Segundo o mesmo, o enredo aborda, numa primeira fase, os medos e superstições antigas, que marcaram gerações passadas, e faz a transição para os novos medos do presente.
Entre estes nomeou a ansiedade, que classificou de “doença do século”, as incertezas em relação ao futuro, as guerras, as catástrofes naturais e o impacto crescente da era digital.
“O medo de hoje já não é o mesmo de antigamente. Antes eram superstições ligadas ao escuro ou a histórias antigas. Hoje falamos de ansiedade, do medo do amanhã, de não saber o que nos espera”, afirmou.
O presidente do Estrela Azul garantiu que o tema será trabalhado de forma integrada, envolvendo música, fantasias e andores, com atenção aos detalhes e à coerência da mensagem a transmitir.
Segundo Alíbio Brito, o objetivo é permitir que o público compreenda claramente a ideia central do enredo ao longo do desfile.
Relativamente aos trabalhos, Alíbio Brito destacou que o grupo funciona com um estaleiro de confecção dos carros alegóricos e dois ateliês de costura, ao contrário dos anos anteriores em que a preparação dos trajes era feita num único ateliê.
Segundo o dirigente, esta opção visa melhorar a gestão de horários e evitar a sobreposição de tarefas.
No que toca aos materiais, o presidente reconheceu que continuam a existir constrangimentos, sobretudo ao nível do transporte e da aquisição de matéria-prima fora da ilha.
Conforme explicou, São Nicolau não dispõe dos materiais necessários para o Carnaval, sendo quase tudo importado, o que se agrava quando a festa coincide com o período pós-Natal, altura em que os principais mercados, como São Vicente e Praia, ainda não têm material carnavalesco disponível.
Outra preocupação apontada prende-se com a escassez de recursos humanos, consequência da migração e emigração, que tem provocado a redução do número de pessoas com competências artísticas disponíveis na ilha.

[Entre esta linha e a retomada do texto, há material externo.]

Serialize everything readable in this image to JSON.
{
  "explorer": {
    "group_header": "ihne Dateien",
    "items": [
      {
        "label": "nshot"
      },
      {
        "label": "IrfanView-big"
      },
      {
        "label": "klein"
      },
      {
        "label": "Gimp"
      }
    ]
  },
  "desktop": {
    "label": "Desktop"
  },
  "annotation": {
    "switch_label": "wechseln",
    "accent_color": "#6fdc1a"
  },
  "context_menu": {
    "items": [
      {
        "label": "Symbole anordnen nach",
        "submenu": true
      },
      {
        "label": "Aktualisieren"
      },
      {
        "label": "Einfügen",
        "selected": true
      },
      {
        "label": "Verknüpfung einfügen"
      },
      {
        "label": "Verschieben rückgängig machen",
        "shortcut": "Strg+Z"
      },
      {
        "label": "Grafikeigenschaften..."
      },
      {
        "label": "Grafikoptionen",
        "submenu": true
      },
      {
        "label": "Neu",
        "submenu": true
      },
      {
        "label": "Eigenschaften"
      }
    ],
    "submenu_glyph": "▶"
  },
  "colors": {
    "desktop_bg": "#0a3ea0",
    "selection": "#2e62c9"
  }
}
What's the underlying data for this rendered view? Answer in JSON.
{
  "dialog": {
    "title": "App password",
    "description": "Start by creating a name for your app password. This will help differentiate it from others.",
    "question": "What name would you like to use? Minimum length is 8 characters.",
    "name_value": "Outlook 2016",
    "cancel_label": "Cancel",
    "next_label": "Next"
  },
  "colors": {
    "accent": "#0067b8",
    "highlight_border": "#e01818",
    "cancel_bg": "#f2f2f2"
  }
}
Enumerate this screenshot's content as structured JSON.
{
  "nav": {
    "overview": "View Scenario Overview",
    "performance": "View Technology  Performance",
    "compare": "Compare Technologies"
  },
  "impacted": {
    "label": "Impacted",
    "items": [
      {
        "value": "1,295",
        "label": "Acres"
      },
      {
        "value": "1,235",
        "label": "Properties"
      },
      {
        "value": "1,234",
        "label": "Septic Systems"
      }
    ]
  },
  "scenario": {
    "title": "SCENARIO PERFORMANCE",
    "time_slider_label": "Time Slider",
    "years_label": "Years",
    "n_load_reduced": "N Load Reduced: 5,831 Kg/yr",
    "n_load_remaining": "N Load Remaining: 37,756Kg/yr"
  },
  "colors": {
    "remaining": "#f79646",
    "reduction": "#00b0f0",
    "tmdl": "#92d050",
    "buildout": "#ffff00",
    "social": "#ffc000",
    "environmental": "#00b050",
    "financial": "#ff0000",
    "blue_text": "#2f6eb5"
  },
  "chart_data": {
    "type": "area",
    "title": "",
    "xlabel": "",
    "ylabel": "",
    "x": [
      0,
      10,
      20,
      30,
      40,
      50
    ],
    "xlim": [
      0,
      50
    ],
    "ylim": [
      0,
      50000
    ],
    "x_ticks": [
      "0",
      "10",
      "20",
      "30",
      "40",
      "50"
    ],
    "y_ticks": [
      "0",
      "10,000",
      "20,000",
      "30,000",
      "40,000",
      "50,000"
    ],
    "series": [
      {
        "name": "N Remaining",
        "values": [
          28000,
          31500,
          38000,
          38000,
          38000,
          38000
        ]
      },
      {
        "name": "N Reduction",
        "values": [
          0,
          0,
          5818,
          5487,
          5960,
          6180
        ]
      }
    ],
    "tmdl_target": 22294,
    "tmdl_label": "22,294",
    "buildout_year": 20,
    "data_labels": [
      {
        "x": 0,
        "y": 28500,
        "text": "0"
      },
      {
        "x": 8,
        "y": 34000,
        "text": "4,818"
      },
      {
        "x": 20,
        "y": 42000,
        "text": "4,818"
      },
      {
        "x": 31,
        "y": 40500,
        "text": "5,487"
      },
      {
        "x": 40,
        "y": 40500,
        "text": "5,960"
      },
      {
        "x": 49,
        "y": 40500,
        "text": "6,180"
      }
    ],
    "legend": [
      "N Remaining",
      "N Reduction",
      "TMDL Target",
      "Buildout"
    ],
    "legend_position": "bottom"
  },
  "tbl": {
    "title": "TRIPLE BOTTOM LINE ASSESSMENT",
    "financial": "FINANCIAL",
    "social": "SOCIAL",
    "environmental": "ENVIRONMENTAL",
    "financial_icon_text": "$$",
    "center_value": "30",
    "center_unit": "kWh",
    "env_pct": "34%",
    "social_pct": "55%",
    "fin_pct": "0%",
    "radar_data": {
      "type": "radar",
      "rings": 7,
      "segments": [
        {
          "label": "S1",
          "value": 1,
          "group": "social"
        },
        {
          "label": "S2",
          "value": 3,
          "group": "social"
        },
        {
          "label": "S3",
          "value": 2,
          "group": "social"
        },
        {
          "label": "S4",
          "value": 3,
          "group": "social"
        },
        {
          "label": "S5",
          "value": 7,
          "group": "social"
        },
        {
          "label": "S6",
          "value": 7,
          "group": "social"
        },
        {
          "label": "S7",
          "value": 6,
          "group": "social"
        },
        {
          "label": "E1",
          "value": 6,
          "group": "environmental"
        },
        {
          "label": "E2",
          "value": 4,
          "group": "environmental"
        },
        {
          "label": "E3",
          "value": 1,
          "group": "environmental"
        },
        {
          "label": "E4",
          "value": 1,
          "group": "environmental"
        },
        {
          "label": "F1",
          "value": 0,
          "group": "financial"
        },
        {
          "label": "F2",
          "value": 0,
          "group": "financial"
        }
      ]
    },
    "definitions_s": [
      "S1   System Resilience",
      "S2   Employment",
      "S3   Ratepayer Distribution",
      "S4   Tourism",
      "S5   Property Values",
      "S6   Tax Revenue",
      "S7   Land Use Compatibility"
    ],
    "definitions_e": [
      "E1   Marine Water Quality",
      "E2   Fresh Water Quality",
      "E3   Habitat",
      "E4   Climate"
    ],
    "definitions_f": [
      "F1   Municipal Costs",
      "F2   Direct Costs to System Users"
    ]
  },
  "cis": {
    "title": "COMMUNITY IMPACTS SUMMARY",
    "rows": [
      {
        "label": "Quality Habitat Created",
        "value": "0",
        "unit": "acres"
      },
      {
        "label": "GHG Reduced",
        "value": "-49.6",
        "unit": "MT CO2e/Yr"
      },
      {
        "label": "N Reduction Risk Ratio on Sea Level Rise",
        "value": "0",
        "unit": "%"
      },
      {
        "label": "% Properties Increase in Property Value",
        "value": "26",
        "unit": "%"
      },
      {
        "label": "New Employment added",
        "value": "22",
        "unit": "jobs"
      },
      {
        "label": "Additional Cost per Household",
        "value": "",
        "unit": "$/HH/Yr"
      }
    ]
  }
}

“Cada vez há menos pessoas nos estaleiros e ateliês, e isso traz atrasos e limitações”, lamentou, defendendo a necessidade de formação e maior envolvimento das autoridades locais e do Ministério da Cultura.
Relativamente ao apoio financeiro, o presidente considerou este um dos principais “calcanhares de Aquiles” do Carnaval de São Nicolau, destacando que até ao momento o grupo recebeu apenas a primeira tranche da câmara municipal, no valor de 150 mil escudos, e 50% do apoio do Ministério da Cultura, sem outros apoios até ao momento.
Relativamente ao número de foliões, o mesmo sublinhou que o grupo tem até o momento cerca de 200 figurantes inscritos, número que pode vir a aumentar nos próximos dias, distribuídos por seis alas.
Alíbio Brito apelou ainda à união, ao voluntariado e ao apoio das entidades públicas, empresas e população em geral, alertando que o Carnaval é uma das poucas grandes manifestações culturais ainda ativas na ilha.
Este ano participam dos desfiles oficiais do Carnaval da Ribeira Brava, São Nicolau, nos dias 14, 15 e 17 de Fevereiro os grupos Copa Cabana e Estrela Azul.